新人議員の失言について

ある自民党の新人議員の軽率な発言が問題になっているようだ。

私は何か専門分野がある人なのかと思ってネットで調べてみたら、なんと正真正銘のズブズブの素人だった。ブログにスポーツと環境問題について論じていたが、「環境社会学」みたいな講義に出ているスポーツ好きの大学生が、単位のために安易なテーマで書いたレポートとしか言いようなないものである。しかもその内容が、反吐が出るほど優等生的で中身がない。私も政治は全くの素人だし正直苦手でもある。その私から見ても、自分よりも政治の知識が明らかになさそうな人物が、与党の政治家として誕生したのである。

しかし考えてみると、今回の選挙そのものが「素人」の勝利だった。知識と論理で懸命に説得し、政治のスペシャリストであることをアピールする民主党に国民は見向きもせず、「ぶっ壊す」ことだけを果敢にアピールし続けた小泉自民党を支持した。
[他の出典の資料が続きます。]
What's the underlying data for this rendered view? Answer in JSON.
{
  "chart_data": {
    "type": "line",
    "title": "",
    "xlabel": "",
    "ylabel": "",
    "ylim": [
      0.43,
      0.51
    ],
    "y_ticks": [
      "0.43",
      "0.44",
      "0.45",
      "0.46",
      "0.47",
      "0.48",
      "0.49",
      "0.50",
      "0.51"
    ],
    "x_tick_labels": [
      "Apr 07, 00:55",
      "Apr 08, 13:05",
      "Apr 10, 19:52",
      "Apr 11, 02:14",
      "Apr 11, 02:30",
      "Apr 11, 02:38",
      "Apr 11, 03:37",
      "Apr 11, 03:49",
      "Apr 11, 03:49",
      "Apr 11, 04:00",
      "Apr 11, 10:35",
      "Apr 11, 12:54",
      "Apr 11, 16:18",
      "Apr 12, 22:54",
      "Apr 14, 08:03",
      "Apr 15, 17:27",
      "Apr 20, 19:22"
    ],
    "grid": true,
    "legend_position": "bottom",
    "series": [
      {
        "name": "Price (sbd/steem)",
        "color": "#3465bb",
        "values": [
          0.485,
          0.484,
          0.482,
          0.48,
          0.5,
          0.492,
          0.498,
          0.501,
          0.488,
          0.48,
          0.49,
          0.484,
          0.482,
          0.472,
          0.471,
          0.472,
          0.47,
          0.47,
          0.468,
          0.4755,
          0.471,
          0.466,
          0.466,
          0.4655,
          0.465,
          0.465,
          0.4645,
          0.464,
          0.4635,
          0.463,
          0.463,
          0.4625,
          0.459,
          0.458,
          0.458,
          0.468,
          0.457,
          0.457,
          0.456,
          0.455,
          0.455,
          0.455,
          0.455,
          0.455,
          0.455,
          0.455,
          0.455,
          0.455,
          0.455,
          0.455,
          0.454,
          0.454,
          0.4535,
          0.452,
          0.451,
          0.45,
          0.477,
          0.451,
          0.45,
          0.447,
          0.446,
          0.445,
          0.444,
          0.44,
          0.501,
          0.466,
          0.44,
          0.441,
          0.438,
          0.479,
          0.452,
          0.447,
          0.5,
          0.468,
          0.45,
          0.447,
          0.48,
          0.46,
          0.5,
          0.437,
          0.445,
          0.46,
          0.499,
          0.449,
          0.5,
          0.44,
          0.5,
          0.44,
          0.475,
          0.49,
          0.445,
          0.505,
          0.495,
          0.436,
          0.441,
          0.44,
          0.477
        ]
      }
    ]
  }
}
国民は細かい理屈や議論の説得力ではなく、解散総選挙を断行した小泉首相の「ぶっ壊す」という実行力を支持した。「ぶっ壊す」には専門的な能力は何も要らない。権力を持っている人物に少々の単純さと冷徹さがあれば、誰でもできることである。今回の総選挙で国民が支持したのは、このような「既得権益」を全く考慮しない「素人の蛮勇」だった。

まさにこの新人議員は、既得権益も政治の知識も文字通り全く持たない「若い」「素人」であり、逆に言うと「若い」「素人」であること以外に政治的資源を持っていないのである。今回の選挙で支持された要素を、ある種(執行部ももてあますほど)純粋かつ極端な形で代表していると言えるだろう。だから小泉首相を支持した人々は、彼の軽率な発言に失望したり「まだ若いんだから」などと弁護などしてはならない。「発言内容は軽率かもしれないが、素人らしくていいじゃないか!へたに勉強して政治家っぽくなるなよ!」とエールを送らなければ、自民党に一票を投じた意味がないだろう。しかし、本当にエールを送る人間がいそうなのが怖いところである。